Since Descartes can't trust and accept the ruling ideas about reality, he is determined to doubt everything. He uses doubt as a methodological tool to overcome all his doubts, stating that “Doubt is the origin of wisdom.” He taught that fidelity to truth is impossible until we learn to doubt: “If you would be a real seeker after truth, it is necessary that at least once in your life you doubt, as far as possible, all things.” Descartes doubts all things as deeply and as far as possible, including his existence. He mistrusts his senses. He supposes that an evil deceiver could easily render false propositions he is inclined to believe. Since everything seems to be doubtful, can he be certain of anything?

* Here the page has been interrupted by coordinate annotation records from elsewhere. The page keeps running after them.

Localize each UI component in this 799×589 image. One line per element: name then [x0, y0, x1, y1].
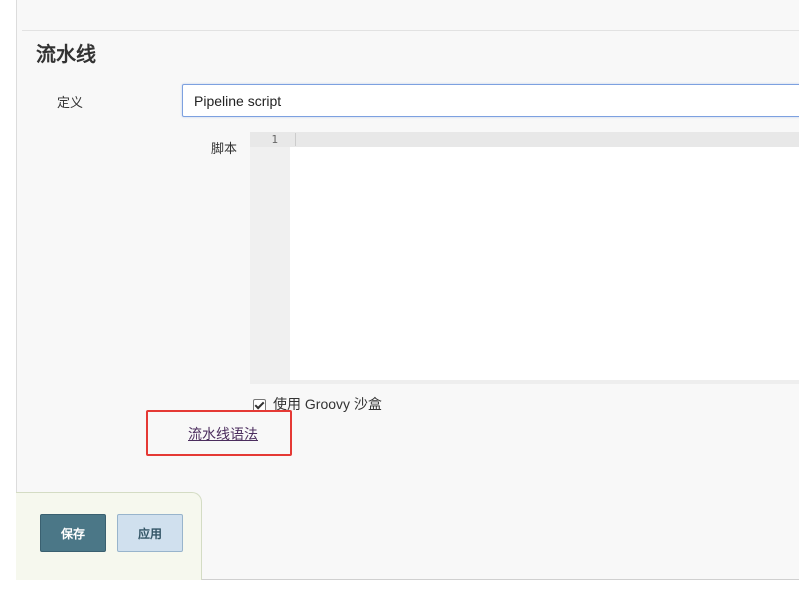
definition-select[interactable]: Pipeline script: [182, 84, 799, 117]
bottom-button-bar: 保存 应用: [16, 492, 202, 580]
script-editor[interactable]: 1: [250, 132, 799, 384]
highlight-annotation-box: [146, 410, 292, 456]
page: 流水线 定义 Pipeline script 脚本 1 使用 Groovy 沙盒…: [0, 0, 799, 589]
section-title: 流水线: [36, 42, 96, 66]
editor-cursor: [295, 133, 296, 146]
top-divider: [22, 30, 799, 31]
save-button[interactable]: 保存: [40, 514, 106, 552]
script-label: 脚本: [211, 142, 238, 157]
editor-gutter: [250, 132, 290, 380]
editor-line-number: 1: [271, 133, 278, 146]
definition-label: 定义: [57, 96, 84, 111]
editor-active-line: [250, 132, 799, 147]
definition-select-value: Pipeline script: [194, 93, 282, 109]
apply-button[interactable]: 应用: [117, 514, 183, 552]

He can be. Descartes claimed that one thing he can be certain of, even under the conditions of doubt, is that if we are doubting, then we are thinking, and if we are thinking, then we must, without a shadow of doubt, exist. Descartes expressed his solution by saying: “cogito ergo sum” or “I think therefore I am”. From this, he concluded that our rational faculty guarantees at least one piece of true knowledge without any doubt: the perfect certainty of our existence. He favours rational faculty, including introspection and reflection, over sense-perception. For Descartes, truth neither derives from sensory information nor depends upon the reality of an external world but can only be accessible through our mind which he also called the soul or reason.